To stay human in an online world, we have to rebel against this idea that we must optimize, monetize, and be as productive as machines at every twist and turn. 

Some of us feel like, As Gannon describes, a “content farm” at work, checking emails, pressing buttons, zooming, constantly attached to machines. We continuously turn to our electronics creating a social anxiety that is caused or heightened by the electronics we depend on. 

I hope over time we can start to distance ourselves and unpick our relationship with this digital validation that most of us have grown up with. 
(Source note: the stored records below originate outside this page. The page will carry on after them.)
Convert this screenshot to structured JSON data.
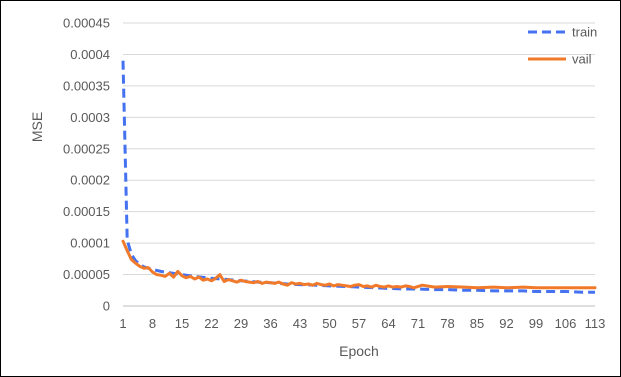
{
  "chart_data": {
    "type": "line",
    "xlabel": "Epoch",
    "ylabel": "MSE",
    "ylim": [
      0,
      0.00045
    ],
    "yticks": [
      "0",
      "0.00005",
      "0.0001",
      "0.00015",
      "0.0002",
      "0.00025",
      "0.0003",
      "0.00035",
      "0.0004",
      "0.00045"
    ],
    "xticks": [
      "1",
      "8",
      "15",
      "22",
      "29",
      "36",
      "43",
      "50",
      "57",
      "64",
      "71",
      "78",
      "85",
      "92",
      "99",
      "106",
      "113"
    ],
    "xlim": [
      1,
      113
    ],
    "grid": true,
    "legend_position": "top-right",
    "series": [
      {
        "name": "train",
        "color": "#4472f0",
        "style": "dashed",
        "x": [
          1,
          2,
          3,
          4,
          5,
          6,
          8,
          10,
          12,
          15,
          18,
          22,
          26,
          29,
          33,
          36,
          40,
          43,
          47,
          50,
          54,
          57,
          61,
          64,
          68,
          71,
          75,
          78,
          82,
          85,
          89,
          92,
          96,
          99,
          103,
          106,
          110,
          113
        ],
        "y": [
          0.00039,
          0.000105,
          8.2e-05,
          7.2e-05,
          6.6e-05,
          6.2e-05,
          5.8e-05,
          5.5e-05,
          5.3e-05,
          5e-05,
          4.7e-05,
          4.4e-05,
          4.2e-05,
          4e-05,
          3.8e-05,
          3.7e-05,
          3.5e-05,
          3.4e-05,
          3.3e-05,
          3.2e-05,
          3.1e-05,
          3e-05,
          2.9e-05,
          2.8e-05,
          2.7e-05,
          2.7e-05,
          2.6e-05,
          2.6e-05,
          2.5e-05,
          2.5e-05,
          2.4e-05,
          2.4e-05,
          2.4e-05,
          2.3e-05,
          2.3e-05,
          2.3e-05,
          2.2e-05,
          2.2e-05
        ]
      },
      {
        "name": "vail",
        "color": "#f07a2a",
        "style": "solid",
        "x": [
          1,
          2,
          3,
          4,
          5,
          6,
          7,
          8,
          9,
          10,
          11,
          12,
          13,
          14,
          15,
          16,
          17,
          18,
          19,
          20,
          21,
          22,
          23,
          24,
          25,
          26,
          27,
          28,
          29,
          30,
          31,
          32,
          33,
          34,
          35,
          36,
          37,
          38,
          39,
          40,
          41,
          42,
          43,
          44,
          45,
          46,
          47,
          48,
          49,
          50,
          51,
          52,
          53,
          54,
          55,
          56,
          57,
          58,
          59,
          60,
          61,
          62,
          63,
          64,
          65,
          66,
          67,
          68,
          69,
          70,
          72,
          75,
          78,
          82,
          85,
          89,
          92,
          96,
          99,
          103,
          106,
          110,
          113
        ],
        "y": [
          0.000103,
          8.8e-05,
          7.4e-05,
          6.8e-05,
          6.3e-05,
          6e-05,
          6.1e-05,
          5.4e-05,
          5e-05,
          4.9e-05,
          4.7e-05,
          5.2e-05,
          4.6e-05,
          5.5e-05,
          4.8e-05,
          4.5e-05,
          4.7e-05,
          4.3e-05,
          4.6e-05,
          4.1e-05,
          4.3e-05,
          4e-05,
          4.4e-05,
          5e-05,
          3.9e-05,
          4.2e-05,
          4e-05,
          3.8e-05,
          4.1e-05,
          3.9e-05,
          3.8e-05,
          3.7e-05,
          3.9e-05,
          3.6e-05,
          3.8e-05,
          3.7e-05,
          3.6e-05,
          3.8e-05,
          3.5e-05,
          3.3e-05,
          3.7e-05,
          3.5e-05,
          3.6e-05,
          3.4e-05,
          3.5e-05,
          3.3e-05,
          3.6e-05,
          3.4e-05,
          3.3e-05,
          3.5e-05,
          3.2e-05,
          3.4e-05,
          3.3e-05,
          3.2e-05,
          3.1e-05,
          3.3e-05,
          3.4e-05,
          3.1e-05,
          3.2e-05,
          3e-05,
          3.3e-05,
          3.1e-05,
          3e-05,
          3.2e-05,
          3e-05,
          3.1e-05,
          3e-05,
          3.2e-05,
          3.1e-05,
          2.9e-05,
          3.3e-05,
          3e-05,
          3.1e-05,
          3e-05,
          2.9e-05,
          3e-05,
          2.9e-05,
          3e-05,
          2.9e-05,
          2.9e-05,
          2.9e-05,
          2.9e-05,
          2.9e-05
        ]
      }
    ]
  }
}
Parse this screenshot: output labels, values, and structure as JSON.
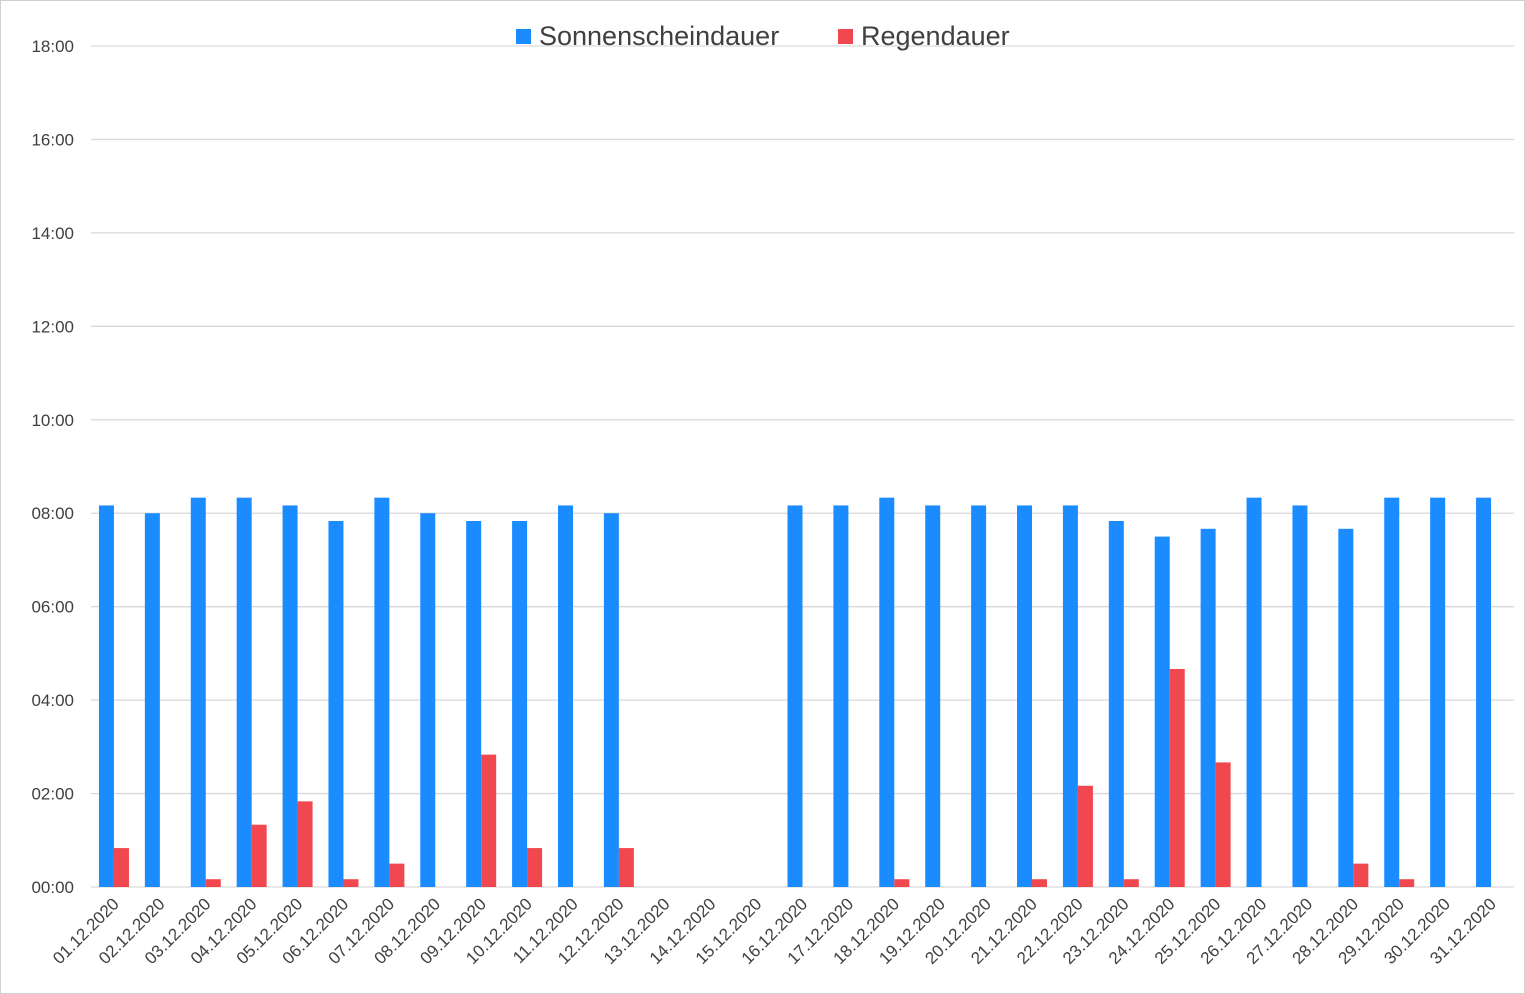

When I was 22, my friend at the time said I needed to get a smartphone (which had just hit the world) and I did not like the idea of it. At 23 I joined, feeling obligated to share my artwork on the new social media outlet called Instagram. Honestly, I was worried it would take control of my life as I usually do not like to be on my phone for prolonged periods of time. And I was right. It is a constant in my everyday life, as I’m sure it is in yours. And, well, it can be a bit much. Online fatigue is real, so how do we create a healthy balance for living online and off? 

Despite all the negatives being plugged in can have, it has also created a wonderful and necessary part for modern life. During the lockdown, some of us were still able to continue working from the safety of our own homes. It brings many assets to our lives, both business and personal. It has helped through a world pandemic, is a great asset for activism and bringing awareness to important topics, and also connects us with friends and family who live far away. There needs to be a balance. Gannon brings us this easy and fast read to guide us in reassessing our relationship with the devices that surround us each day. Maybe you are reading this on your phone, a break from the usual scroll. Have you questioned your relationship to your devices lately? I hope this review will prompt you to set down the phone and pick up the book.